Conselheiro do Conselho Nacional do Ministério Público (CNMP), Moacyr Rey Filho falou sobre o futuro do MP com o advento da inteligência artificial. “Hoje, se não entrassem processos novos no Judiciário, a estimativa seria de que demoraria cerca de dois anos e cinco meses para que todos os processos pendentes no sistema de Justiça fossem julgados. Por isso, temos que pensar em propostas como o MP Digital, que será lançado em breve, para transformar o MP brasileiro, deixando-o completamente na nuvem e integrado, sob a lógica da plataformização dos dados existentes. Precisamos investir na automação da produção cognitiva. O MPDFT hoje desenvolve um sistema de análise de relatórios de risco de violência doméstica para identificar padrões de feminicídios e tentar evitar que os fatos ocorram, ou seja, podemos utilizar a IA para auxiliar nesta e em outras questões relacionadas à atividade do MP. A IA também pode ajudar no ganho de eficiência e produtividade, na melhoria do custo e do tempo investidos em tarefas repetitivas, utilizando este tempo para pensar estrategicamente em atuações de alto impacto. A IA vem para potencializar as capacidades humanas e não para substituí-las”, afirmou Moacyr.
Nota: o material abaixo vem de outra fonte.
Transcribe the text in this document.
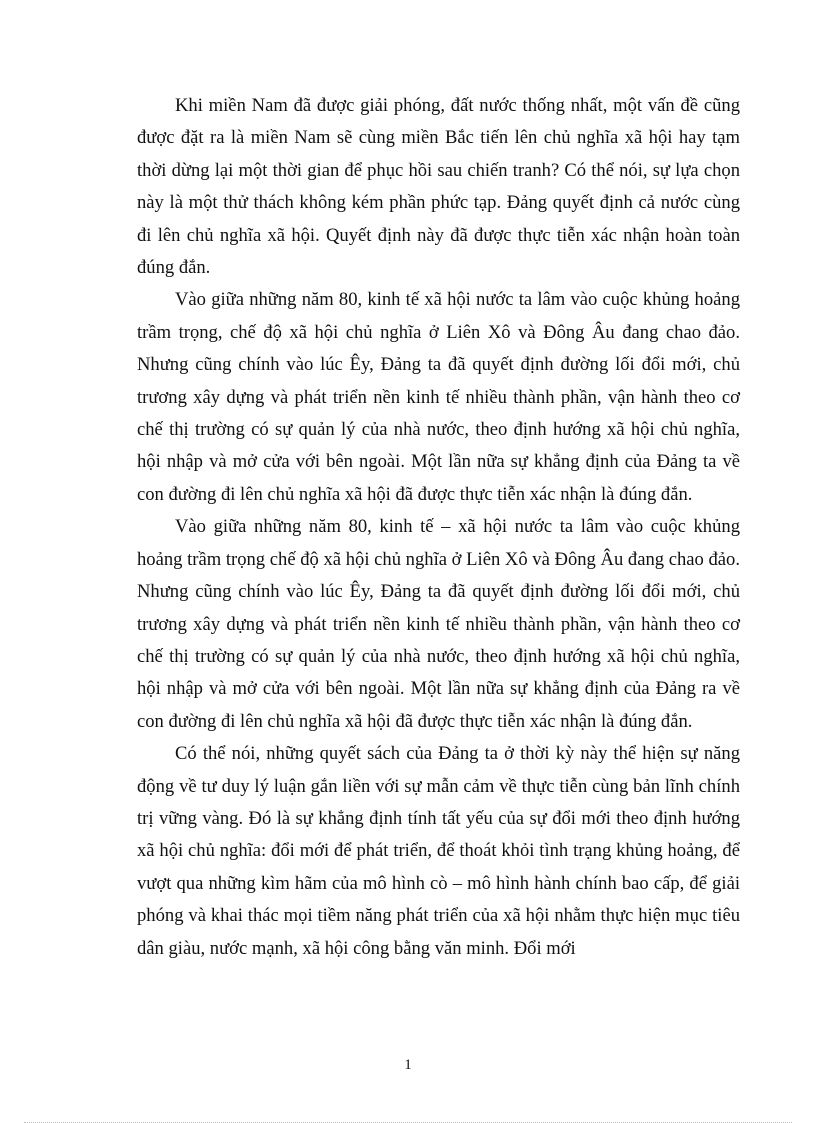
Khi miền Nam đã được giải phóng, đất nước thống nhất, một vấn đề cũng được đặt ra là miền Nam sẽ cùng miền Bắc tiến lên chủ nghĩa xã hội hay tạm thời dừng lại một thời gian để phục hồi sau chiến tranh? Có thể nói, sự lựa chọn này là một thử thách không kém phần phức tạp. Đảng quyết định cả nước cùng đi lên chủ nghĩa xã hội. Quyết định này đã được thực tiễn xác nhận hoàn toàn đúng đắn.

Vào giữa những năm 80, kinh tế xã hội nước ta lâm vào cuộc khủng hoảng trầm trọng, chế độ xã hội chủ nghĩa ở Liên Xô và Đông Âu đang chao đảo. Nhưng cũng chính vào lúc Êy, Đảng ta đã quyết định đường lối đổi mới, chủ trương xây dựng và phát triển nền kinh tế nhiều thành phần, vận hành theo cơ chế thị trường có sự quản lý của nhà nước, theo định hướng xã hội chủ nghĩa, hội nhập và mở cửa với bên ngoài. Một lần nữa sự khẳng định của Đảng ta về con đường đi lên chủ nghĩa xã hội đã được thực tiễn xác nhận là đúng đắn.

Vào giữa những năm 80, kinh tế – xã hội nước ta lâm vào cuộc khủng hoảng trầm trọng chế độ xã hội chủ nghĩa ở Liên Xô và Đông Âu đang chao đảo. Nhưng cũng chính vào lúc Êy, Đảng ta đã quyết định đường lối đổi mới, chủ trương xây dựng và phát triển nền kinh tế nhiều thành phần, vận hành theo cơ chế thị trường có sự quản lý của nhà nước, theo định hướng xã hội chủ nghĩa, hội nhập và mở cửa với bên ngoài. Một lần nữa sự khẳng định của Đảng ra về con đường đi lên chủ nghĩa xã hội đã được thực tiễn xác nhận là đúng đắn.

Có thể nói, những quyết sách của Đảng ta ở thời kỳ này thể hiện sự năng động về tư duy lý luận gắn liền với sự mẫn cảm về thực tiễn cùng bản lĩnh chính trị vững vàng. Đó là sự khẳng định tính tất yếu của sự đổi mới theo định hướng xã hội chủ nghĩa: đổi mới để phát triển, để thoát khỏi tình trạng khủng hoảng, để vượt qua những kìm hãm của mô hình cò – mô hình hành chính bao cấp, để giải phóng và khai thác mọi tiềm năng phát triển của xã hội nhằm thực hiện mục tiêu dân giàu, nước mạnh, xã hội công bằng văn minh. Đổi mới

1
O procurador da República João Paulo Lordelo falou sobre o tema “Constitucionalismo digital e o devido processo legal”, trazendo a experiência do Ministério Público Federal (MPF) para o debate. “O Brasil não tem uma disciplina normativa sobre diversos temas relacionados à conexão em rede, em uma sociedade em que já não é possível separar os ambientes online e offline. Existe o uso de IA no setor público e uma intensa delegação de funções públicas que não podem ficar à margem do MP. As big techs têm exercido poderes transfronteiriços e a ideia do constitucionalismo digital é de que o exercício de poder de rede tem que ser disciplinado. O MP tem o papel de fiscalizar o exercício da liberdade de expressão nos termos da lei, mas também de assegurar aos usuários dos serviços digitais os direitos mínimos. Existe uma discussão muito grande na Europa sobre a proteção de dados pessoais, mas o que é feito com a inferência desse dados? Corporações decidem com base em dados criados pelas big techs, o que é muito sensível, tornando o serviço de proteção bem menor. Essa é uma realidade muito complexa e que a legislação não acompanha. Por isso, a importância do papel do MP no controle para salvaguardar garantias fundamentais no mundo atual”, ressaltou.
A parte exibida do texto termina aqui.